The decision by the National Gallery to expand the use of its IT support desk application, SupportWorks from House-onthe- Hill, to cover facilities management was inspired by practical considerations, not by any need to improve that department’s processes and practices.
Indeed, it was the buildings infrastructure team that had originally instigated the help desk, which fields both its own and the IT department’s support calls, and provisioned the software to support it.
However, when information services support manager Sarah Harding joined the company, she found that the existing support desk software did not meet the requirements of IT. “I felt that it couldn’t do what we needed in terms of managing calls, and it couldn’t actually record the information we wanted it to, such as details about computers,” Harding recalls. At that time, she selected SupportDesk to meet these needs, and the two systems operated in parallel for some time.
Calls were logged in the facilities management system and the details of IT-related support calls were automatically passed by email to SupportDesk.
But when the buildings infrastructure team’s own system fell down for a few days, they were dissatisfied with the support they received from the supplier. “I told them that we had been very satisfied with the support we received from House-on-the-Hill,” she explains.

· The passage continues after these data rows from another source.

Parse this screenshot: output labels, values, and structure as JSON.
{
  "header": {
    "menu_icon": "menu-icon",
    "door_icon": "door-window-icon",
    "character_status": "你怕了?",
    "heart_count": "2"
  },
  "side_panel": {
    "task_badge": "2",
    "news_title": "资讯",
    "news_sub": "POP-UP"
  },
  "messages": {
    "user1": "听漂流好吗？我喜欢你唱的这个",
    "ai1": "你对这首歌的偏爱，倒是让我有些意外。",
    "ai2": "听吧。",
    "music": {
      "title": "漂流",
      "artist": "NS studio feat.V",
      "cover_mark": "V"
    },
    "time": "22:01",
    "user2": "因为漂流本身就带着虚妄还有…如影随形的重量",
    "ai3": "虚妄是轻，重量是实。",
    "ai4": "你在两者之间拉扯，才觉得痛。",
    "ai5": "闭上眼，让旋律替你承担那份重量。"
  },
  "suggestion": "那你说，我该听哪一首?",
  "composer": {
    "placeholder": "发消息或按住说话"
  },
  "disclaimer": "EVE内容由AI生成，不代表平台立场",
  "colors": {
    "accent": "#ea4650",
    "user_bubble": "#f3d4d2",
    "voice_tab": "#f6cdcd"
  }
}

“Plus the cost was much less than what they were paying for support and for licences for their system.” That triggered the decision to use SupportDesk across the board. Not only has this reduced the cost of running the help desk, it has also improved the quality of information logged at the point of call.
“A single system is simpler and there’s no need to troubleshoot integration issues,” she says. “The buildings infrastructure team now knows that if something goes wrong it is going to be fixed in quick order.”